Alternatives considered

• Central VRAM arbiter service. A node all GPU consumers register with; acquiring exclusive GPU auto-evicts the holder. Cleanest fully-automatic policy, but new always-on infrastructure + protocol. Rejected as heavier than needed; the lifecycle primitives already exist for (1)–(4).
• Idle-timer sidecar unload. Detector sidecar self-releases after N seconds idle, reloads on next detect. No reasoner/lifecycle changes, but timer-based (not switch-driven), and pays full reload latency on every wake. Doesn't match the "unload when the reasoner switches" requirement.
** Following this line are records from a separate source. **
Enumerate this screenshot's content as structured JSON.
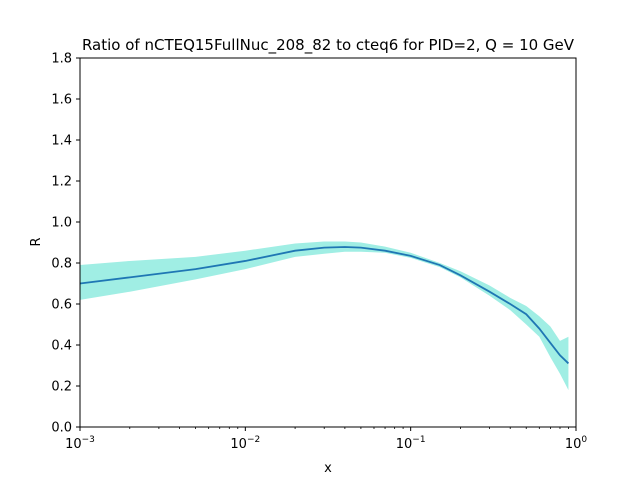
{
  "chart_data": {
    "type": "line",
    "title": "Ratio of nCTEQ15FullNuc_208_82 to cteq6 for PID=2, Q = 10 GeV",
    "xlabel": "x",
    "ylabel": "R",
    "xscale": "log",
    "xlim": [
      0.001,
      1
    ],
    "ylim": [
      0.0,
      1.8
    ],
    "grid": false,
    "x_ticks": [
      {
        "value": 0.001,
        "base": "10",
        "exp": "−3"
      },
      {
        "value": 0.01,
        "base": "10",
        "exp": "−2"
      },
      {
        "value": 0.1,
        "base": "10",
        "exp": "−1"
      },
      {
        "value": 1,
        "base": "10",
        "exp": "0"
      }
    ],
    "y_ticks": [
      "0.0",
      "0.2",
      "0.4",
      "0.6",
      "0.8",
      "1.0",
      "1.2",
      "1.4",
      "1.6",
      "1.8"
    ],
    "colors": {
      "line": "#1f77b4",
      "band": "#a0eee4"
    },
    "series": [
      {
        "x": [
          0.001,
          0.002,
          0.005,
          0.01,
          0.02,
          0.03,
          0.04,
          0.05,
          0.07,
          0.1,
          0.15,
          0.2,
          0.3,
          0.4,
          0.5,
          0.6,
          0.7,
          0.8,
          0.9
        ],
        "y": [
          0.7,
          0.73,
          0.77,
          0.81,
          0.86,
          0.875,
          0.878,
          0.875,
          0.86,
          0.835,
          0.79,
          0.74,
          0.66,
          0.6,
          0.55,
          0.48,
          0.41,
          0.35,
          0.31
        ],
        "lower": [
          0.62,
          0.66,
          0.72,
          0.77,
          0.83,
          0.845,
          0.855,
          0.855,
          0.85,
          0.825,
          0.78,
          0.73,
          0.64,
          0.57,
          0.5,
          0.44,
          0.34,
          0.26,
          0.18
        ],
        "upper": [
          0.79,
          0.81,
          0.83,
          0.86,
          0.895,
          0.905,
          0.905,
          0.9,
          0.88,
          0.85,
          0.8,
          0.76,
          0.69,
          0.63,
          0.59,
          0.54,
          0.49,
          0.42,
          0.44
        ]
      }
    ]
  }
}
Kept as a possible detector-local optimization, not the mechanism.

Consequences

• Positive: the autonomous detect→navigate→grab loop fits in 8 GB; VRAM policy is explicit and generalized; reuses ADR-0025 lifecycle primitives.
• Negative / costs: switching skills now pays a reload (weights + warmup) on each change — acceptable for the S2-paced autonomous loop, not for tight S1 skill alternation. Converting the detector to a lifecycle node touches launch + lifecycle-manager wiring. Spans three layers (perception 1/3, skill runtime 3, reasoner 4) — phase the PR (see below).
• Eviction must never weaken safety: unload happens only between goals, never mid-step; ROSSafetyViolation handling is unchanged.

Testing

• Unit: rSkillBase.shutdown() invokes on_unload_weights + clears weights_loaded; runner evicts on key-change and reuses on same-key (fake skills counting load/unload calls).
• Integration (launch_testing): detector lifecycle activate→deactivate releases the sidecar (process gone); reasoner LifecycleTransition(detector, deactivate) succeeds with the detector as a peer.
• Sim/HIL: the 8 GB co-residency case — locate_in_view then execute_rskill on panda_mobile/robocasa completes without CUDA OOM (the reproduction this ADR exists to fix).

Phasing (PR boundaries — avoid the >800-line / multi-layer single PR)

• P1 — rSkillBase.on_unload_weights + runner eviction/caching (layer 3) + unit tests.
• P2 — detector → LifecycleNode + sidecar release on deactivate + launch wiring (layer 1/3) + integration test.
• P3 — reasoner detector lifecycle peer + sequencing + the 8 GB sim repro.